Sunday, February 26, 2012

Ointment for Wounds

Anyone who spends a while around me will gather that I am stubborn, an extremist and I avoid tough situations.  I am quickly frustrated, my mind overwhelms easily and the people around me suffer due to my snippy comments.  I do all this before I even realize what is going on.

When sensitive topics come my way or I am challenged in my way of living, I run.  I do not want to talk about what spurs sadness or where I need improvement.  If I try to face these two particular instances in life, my character turns ugly.  A stubborn mindset comes in and overtakes the acceptance of constructive criticism.  I feel overwhelmed with the idea of yet another thing I need to change or another wound which needs healing.  Frustrated, angry and sad; I give up! 

Is this the right way to approach life?  NO.

Each time this occurs, I reach up.  He picks me up in His arms and takes away the frustration, calms my anger and catches my tears.  What an awesome friend I found in God.  He understands exactly where all this comes from.  He has, is and will be omnipresent.  But, He also knows how the flesh can take over and try to override the goodness He plans for my days.  Our flesh reaches for Band-Aids to try and cover our open wounds.  The Band-Aid does not heal; it only temporarily stops the emotions and pain.  Each trial faced in life rips off the Band-Aid and pours salt into the wound.  Again, the flesh searches for a temporary fix to stop the flowing emotions.  The process continues with no true healing in sight.

I rode this rollercoaster too many times in my days and know the outcome; yet, I still find Band-Aids over open wounds.  Trials arise, causing exposure to my wounds; but, I quickly find a way to stop the process.  Well, no more of this.  The pain hinders my walk with God.  I have given the ugliest pieces of my past to God.  Why not give these few minor things up for Him to heal?  Why is this so hard?
Pride, control and pain.  

Humility brings weakness to the flesh.  Loss of control brings chaos in life.  Pain brings sadness to our thoughts.  The hardness in my heart despises weakness, chaos or sadness.  So, flesh and spirit battle everyday.  Thank God for already defeating my enemy.  Every day I must give God control, allowing Him to take all this away.  He will fight the battle for me.  I am assured of victory when He is in control.

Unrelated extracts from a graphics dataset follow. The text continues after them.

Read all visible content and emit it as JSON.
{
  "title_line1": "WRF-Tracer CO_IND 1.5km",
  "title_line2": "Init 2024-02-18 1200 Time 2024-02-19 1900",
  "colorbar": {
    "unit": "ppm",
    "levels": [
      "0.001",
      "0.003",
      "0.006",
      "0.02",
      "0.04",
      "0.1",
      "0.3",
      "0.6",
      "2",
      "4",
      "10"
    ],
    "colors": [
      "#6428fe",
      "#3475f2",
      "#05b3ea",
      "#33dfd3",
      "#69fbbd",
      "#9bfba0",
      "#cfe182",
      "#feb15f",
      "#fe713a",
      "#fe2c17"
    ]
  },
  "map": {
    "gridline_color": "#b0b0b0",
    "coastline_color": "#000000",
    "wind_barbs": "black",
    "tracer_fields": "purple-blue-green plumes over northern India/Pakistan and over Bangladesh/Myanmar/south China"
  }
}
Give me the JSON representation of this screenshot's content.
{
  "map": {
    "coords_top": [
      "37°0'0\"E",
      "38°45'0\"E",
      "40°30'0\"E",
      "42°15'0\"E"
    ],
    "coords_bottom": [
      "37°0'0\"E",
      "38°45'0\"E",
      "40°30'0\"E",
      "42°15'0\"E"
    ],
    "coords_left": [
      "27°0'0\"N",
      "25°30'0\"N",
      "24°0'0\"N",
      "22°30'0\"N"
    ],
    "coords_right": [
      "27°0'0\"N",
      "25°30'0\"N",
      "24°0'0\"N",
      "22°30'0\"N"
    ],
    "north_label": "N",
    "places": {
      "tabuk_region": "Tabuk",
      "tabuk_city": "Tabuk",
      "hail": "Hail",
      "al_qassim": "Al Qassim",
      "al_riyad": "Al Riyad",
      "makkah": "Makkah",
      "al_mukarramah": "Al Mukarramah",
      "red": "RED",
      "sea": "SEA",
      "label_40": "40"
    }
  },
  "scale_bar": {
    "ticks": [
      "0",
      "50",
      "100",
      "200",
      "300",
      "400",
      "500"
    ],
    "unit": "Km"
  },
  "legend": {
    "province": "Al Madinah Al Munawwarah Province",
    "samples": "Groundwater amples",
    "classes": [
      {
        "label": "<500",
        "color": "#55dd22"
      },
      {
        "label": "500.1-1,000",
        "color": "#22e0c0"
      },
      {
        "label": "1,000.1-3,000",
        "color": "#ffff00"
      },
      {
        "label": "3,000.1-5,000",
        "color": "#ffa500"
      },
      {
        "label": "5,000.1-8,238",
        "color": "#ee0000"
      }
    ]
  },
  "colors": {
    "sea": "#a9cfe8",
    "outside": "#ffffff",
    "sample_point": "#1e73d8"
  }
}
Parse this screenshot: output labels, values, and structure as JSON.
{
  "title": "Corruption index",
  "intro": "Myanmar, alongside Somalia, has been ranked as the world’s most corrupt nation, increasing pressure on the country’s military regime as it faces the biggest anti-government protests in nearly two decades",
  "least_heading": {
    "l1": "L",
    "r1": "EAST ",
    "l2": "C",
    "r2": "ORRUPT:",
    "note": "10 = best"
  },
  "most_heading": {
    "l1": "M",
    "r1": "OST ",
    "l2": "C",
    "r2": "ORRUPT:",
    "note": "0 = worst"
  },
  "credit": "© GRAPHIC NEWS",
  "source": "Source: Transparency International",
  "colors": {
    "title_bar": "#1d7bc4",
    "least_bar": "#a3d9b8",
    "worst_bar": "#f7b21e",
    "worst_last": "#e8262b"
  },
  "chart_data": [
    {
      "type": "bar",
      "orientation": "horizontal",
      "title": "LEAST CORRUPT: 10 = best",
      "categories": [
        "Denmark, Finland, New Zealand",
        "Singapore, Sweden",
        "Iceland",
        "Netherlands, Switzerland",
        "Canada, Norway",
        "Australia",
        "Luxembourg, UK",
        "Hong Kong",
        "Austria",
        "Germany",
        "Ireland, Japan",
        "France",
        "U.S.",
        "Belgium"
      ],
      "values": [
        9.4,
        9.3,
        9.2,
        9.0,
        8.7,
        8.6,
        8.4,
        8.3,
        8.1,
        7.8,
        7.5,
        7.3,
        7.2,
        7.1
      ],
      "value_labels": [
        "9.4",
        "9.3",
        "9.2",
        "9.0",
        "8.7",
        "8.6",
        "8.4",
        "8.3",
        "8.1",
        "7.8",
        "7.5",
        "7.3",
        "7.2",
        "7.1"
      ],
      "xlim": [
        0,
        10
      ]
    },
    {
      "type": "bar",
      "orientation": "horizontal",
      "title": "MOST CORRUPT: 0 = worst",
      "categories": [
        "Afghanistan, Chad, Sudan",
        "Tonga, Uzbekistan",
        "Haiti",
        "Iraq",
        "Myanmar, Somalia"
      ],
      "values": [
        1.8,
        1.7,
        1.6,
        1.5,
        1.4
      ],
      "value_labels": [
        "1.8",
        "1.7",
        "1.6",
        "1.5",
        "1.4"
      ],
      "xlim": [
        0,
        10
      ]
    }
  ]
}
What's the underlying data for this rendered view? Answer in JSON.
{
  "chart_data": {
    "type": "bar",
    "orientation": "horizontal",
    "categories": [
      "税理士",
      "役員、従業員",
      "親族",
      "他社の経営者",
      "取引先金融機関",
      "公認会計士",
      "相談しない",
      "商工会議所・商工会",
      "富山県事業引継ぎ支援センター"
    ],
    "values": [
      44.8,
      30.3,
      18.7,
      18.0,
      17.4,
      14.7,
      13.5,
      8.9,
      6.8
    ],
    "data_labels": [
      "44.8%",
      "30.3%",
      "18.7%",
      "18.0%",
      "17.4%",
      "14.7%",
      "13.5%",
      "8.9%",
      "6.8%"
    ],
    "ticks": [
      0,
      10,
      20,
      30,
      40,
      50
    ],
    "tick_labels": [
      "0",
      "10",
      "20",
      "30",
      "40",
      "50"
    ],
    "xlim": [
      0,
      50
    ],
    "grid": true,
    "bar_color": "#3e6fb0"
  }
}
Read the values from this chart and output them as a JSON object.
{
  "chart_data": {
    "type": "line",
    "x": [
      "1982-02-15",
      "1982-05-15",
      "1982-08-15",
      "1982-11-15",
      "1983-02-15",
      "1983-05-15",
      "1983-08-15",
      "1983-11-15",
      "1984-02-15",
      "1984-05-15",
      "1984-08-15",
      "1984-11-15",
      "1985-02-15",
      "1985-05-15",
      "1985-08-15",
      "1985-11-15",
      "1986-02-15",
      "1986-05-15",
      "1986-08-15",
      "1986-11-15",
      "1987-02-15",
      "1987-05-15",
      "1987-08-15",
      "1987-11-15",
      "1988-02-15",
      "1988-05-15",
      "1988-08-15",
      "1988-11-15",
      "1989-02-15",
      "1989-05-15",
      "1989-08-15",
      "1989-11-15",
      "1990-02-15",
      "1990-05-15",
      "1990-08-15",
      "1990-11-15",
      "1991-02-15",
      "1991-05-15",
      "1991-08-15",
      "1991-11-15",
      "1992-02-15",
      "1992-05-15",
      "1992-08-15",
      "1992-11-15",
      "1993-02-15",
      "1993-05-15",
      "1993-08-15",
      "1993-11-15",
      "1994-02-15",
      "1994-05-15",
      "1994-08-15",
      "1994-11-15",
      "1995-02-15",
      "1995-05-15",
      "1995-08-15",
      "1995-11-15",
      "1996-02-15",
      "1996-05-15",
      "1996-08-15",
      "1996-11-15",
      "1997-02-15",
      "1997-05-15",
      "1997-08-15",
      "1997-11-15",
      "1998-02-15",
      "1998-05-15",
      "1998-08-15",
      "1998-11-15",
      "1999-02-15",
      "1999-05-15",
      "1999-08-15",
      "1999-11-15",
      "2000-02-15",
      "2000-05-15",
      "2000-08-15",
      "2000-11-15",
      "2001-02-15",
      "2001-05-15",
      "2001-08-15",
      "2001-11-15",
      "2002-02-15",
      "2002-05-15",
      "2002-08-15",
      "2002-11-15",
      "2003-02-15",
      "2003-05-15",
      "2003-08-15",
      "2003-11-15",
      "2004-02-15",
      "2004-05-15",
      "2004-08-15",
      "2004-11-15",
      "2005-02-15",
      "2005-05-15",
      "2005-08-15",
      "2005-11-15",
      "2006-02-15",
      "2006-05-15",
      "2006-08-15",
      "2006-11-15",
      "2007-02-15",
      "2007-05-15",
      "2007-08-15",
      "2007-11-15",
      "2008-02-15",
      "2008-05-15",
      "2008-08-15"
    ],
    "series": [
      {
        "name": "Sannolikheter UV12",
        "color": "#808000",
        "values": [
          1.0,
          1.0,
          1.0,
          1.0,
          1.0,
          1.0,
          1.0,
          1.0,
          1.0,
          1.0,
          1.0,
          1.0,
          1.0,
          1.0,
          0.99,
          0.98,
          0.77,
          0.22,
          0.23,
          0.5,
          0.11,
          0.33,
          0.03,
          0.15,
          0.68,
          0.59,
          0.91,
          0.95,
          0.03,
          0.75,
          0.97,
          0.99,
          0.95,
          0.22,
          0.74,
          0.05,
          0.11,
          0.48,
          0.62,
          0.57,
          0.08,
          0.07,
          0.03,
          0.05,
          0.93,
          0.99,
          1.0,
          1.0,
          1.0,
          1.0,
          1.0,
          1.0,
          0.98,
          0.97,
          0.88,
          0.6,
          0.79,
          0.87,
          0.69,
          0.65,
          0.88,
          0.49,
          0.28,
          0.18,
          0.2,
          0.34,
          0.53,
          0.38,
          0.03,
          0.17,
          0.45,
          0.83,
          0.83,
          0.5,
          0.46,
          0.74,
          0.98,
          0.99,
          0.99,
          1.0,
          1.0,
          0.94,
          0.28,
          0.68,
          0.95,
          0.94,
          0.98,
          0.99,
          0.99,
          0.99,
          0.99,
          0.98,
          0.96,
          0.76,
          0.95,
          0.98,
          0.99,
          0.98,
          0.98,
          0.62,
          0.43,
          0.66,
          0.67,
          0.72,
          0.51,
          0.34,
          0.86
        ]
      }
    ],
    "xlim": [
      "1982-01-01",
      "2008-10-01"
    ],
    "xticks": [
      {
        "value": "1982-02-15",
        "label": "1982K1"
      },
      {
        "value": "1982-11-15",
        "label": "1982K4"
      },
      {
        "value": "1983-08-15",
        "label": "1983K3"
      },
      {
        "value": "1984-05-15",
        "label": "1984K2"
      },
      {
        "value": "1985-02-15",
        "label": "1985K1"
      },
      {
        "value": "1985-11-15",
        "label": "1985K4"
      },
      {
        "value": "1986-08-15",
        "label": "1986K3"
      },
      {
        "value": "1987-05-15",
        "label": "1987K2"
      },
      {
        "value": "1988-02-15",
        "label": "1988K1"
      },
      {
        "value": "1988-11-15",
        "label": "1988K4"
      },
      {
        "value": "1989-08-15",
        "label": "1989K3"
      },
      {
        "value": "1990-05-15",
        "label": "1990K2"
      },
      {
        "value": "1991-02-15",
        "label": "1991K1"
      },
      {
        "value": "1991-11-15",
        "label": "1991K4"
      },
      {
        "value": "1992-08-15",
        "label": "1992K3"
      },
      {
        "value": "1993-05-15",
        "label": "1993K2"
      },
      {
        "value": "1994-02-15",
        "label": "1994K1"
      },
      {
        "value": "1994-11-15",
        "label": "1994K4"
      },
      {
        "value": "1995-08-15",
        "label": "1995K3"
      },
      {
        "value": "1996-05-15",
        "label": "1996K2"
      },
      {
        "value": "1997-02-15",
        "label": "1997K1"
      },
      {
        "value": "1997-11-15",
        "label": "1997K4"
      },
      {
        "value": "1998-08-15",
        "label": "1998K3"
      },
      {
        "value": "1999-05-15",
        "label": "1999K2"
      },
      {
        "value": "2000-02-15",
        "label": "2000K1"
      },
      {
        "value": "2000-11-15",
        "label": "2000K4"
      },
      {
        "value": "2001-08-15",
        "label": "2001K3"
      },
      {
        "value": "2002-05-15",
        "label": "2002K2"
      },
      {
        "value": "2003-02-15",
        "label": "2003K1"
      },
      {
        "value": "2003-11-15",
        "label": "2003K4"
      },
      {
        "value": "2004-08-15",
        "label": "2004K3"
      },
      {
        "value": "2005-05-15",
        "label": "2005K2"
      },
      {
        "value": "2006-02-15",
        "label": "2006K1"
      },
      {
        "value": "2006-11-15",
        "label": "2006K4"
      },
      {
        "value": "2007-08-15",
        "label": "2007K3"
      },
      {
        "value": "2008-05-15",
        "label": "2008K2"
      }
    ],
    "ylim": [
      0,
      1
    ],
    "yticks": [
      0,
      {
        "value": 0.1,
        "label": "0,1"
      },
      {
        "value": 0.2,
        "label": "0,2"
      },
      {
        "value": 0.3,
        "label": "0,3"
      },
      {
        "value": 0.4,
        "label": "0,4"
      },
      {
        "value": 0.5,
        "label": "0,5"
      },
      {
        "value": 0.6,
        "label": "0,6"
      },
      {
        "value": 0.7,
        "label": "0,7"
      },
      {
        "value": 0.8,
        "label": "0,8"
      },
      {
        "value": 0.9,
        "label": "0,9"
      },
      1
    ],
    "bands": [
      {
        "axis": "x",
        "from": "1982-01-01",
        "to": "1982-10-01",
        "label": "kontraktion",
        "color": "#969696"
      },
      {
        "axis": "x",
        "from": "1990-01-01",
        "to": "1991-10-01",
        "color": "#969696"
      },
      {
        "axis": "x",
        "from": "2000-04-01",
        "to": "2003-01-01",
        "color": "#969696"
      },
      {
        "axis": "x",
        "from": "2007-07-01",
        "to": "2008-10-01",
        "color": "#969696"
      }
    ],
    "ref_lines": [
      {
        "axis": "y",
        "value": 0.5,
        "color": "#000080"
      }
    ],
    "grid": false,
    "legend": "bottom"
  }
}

"Whoever conceals their sins does not prosper, but the one who confesses and renounces them finds mercy.  Blessed is the one who always trembles before God, but whoever hardens their heart falls into trouble." (Proverbs 28:13-14) 
 
Maybe you feel as though some things from the past surface during trials.  Maybe Band-Aids still exists.  Don't give up or run like I have.  Learn from my mistakes and go directly to God with every piece of your days.  Give Him your ENTIRE past and receive a healing that withstands all.  His Word becomes an ointment to our wounds that heals it completely.  He leaves no pain, just a scar.  The next trial comes and we have His Truths embedded in our thoughts, ready to provide strength to persevere.  You will see that frustration vanishes, anger slows down and sadness is comforted.  He is the one true Healer.  Trust Him.  Allow Him to soften your heart. 

God, thank you for another day.  Thank You for revealing some hidden wounds.  Take off my Band-Aid and begin applying Your Word to heal my wounds.  Give me Truth to withstand trials.  Humble my spirit, loosen my control and wipe my tears.  Satan loves when I am stubborn and overwhelmed.  Help me overcome these and carry me through the trials I face.  I give all of me to You.  Use me in every situation and teach me to better follow Your Word.  I love You.

Keep praying harder than the devil can work.